Despite the established effectiveness of evidence-based PTSD treatments, not everyone responds the same. Specifically, some individuals respond early while others respond minimally throughout treatment. Our ability to predict these trajectories at baseline has been limited. Predicting which individuals will respond to a certain type of treatment can significantly reduce short- and long-term costs and increase the ability to preemptively match individuals with treatments to which they are most likely to respond. In the present study, we examined whether veterans’ responses to a 3-week Cognitive Processing Therapy-based intensive PTSD treatment program could be accurately predicted prior to the first session.

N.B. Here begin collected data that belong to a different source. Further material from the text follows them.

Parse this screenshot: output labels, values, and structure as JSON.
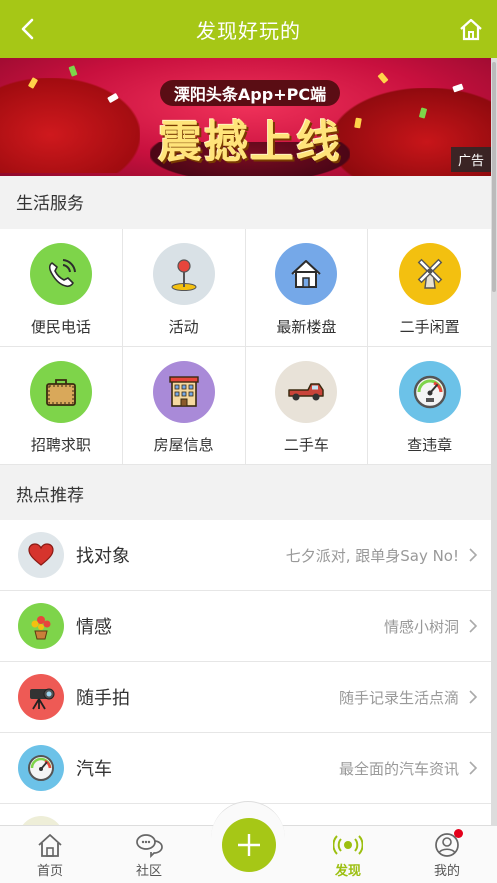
{
  "header": {
    "title": "发现好玩的"
  },
  "banner": {
    "tagline": "溧阳头条App+PC端",
    "headline": "震撼上线",
    "ad_label": "广告"
  },
  "life_services": {
    "title": "生活服务",
    "items": [
      {
        "label": "便民电话",
        "icon": "phone-icon",
        "color": "#7ed44a"
      },
      {
        "label": "活动",
        "icon": "pin-icon",
        "color": "#d9e1e6"
      },
      {
        "label": "最新楼盘",
        "icon": "house-icon",
        "color": "#75a8e8"
      },
      {
        "label": "二手闲置",
        "icon": "windmill-icon",
        "color": "#f3c010"
      },
      {
        "label": "招聘求职",
        "icon": "briefcase-icon",
        "color": "#7ed44a"
      },
      {
        "label": "房屋信息",
        "icon": "building-icon",
        "color": "#a98ad8"
      },
      {
        "label": "二手车",
        "icon": "truck-icon",
        "color": "#e8e2d8"
      },
      {
        "label": "查违章",
        "icon": "speedometer-icon",
        "color": "#6cc2e8"
      }
    ]
  },
  "hot": {
    "title": "热点推荐",
    "items": [
      {
        "name": "找对象",
        "desc": "七夕派对, 跟单身Say No!",
        "icon": "heart-icon",
        "color": "#dfe6ea"
      },
      {
        "name": "情感",
        "desc": "情感小树洞",
        "icon": "flower-icon",
        "color": "#7ed44a"
      },
      {
        "name": "随手拍",
        "desc": "随手记录生活点滴",
        "icon": "camera-icon",
        "color": "#ee5a55"
      },
      {
        "name": "汽车",
        "desc": "最全面的汽车资讯",
        "icon": "gauge-icon",
        "color": "#6cc2e8"
      }
    ]
  },
  "tabbar": {
    "home": "首页",
    "community": "社区",
    "discover": "发现",
    "mine": "我的",
    "active": "discover",
    "accent": "#a6c716"
  }
}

Using a sample of 432 veterans, and a wide range of demographic and clinical data collected during intake, we assessed six machine learning and statistical methods and their ability to predict fast and minimal responders prior to treatment initiation. For fast response classification, gradient boosted models (GBM) had the highest AUC-PR (0.466). For minimal response classification, elastic net (EN) had the highest mean CV AUC-PR (0.628). Using the best performing classifiers, we were able to predict both fast and minimal responders prior to starting treatment with relatively high AUC-ROC of 0.765 (GBM) and 0.826 (EN), respectively. These results may inform treatment modifications, although the accuracy may not be sufficient for clinicians to base inclusion/exclusion decisions entirely on the classifiers. Future research should evaluate whether these classifiers can be expanded to predict to which treatment type(s) an individual is most likely to respond based on various clinical, circumstantial, and biological features.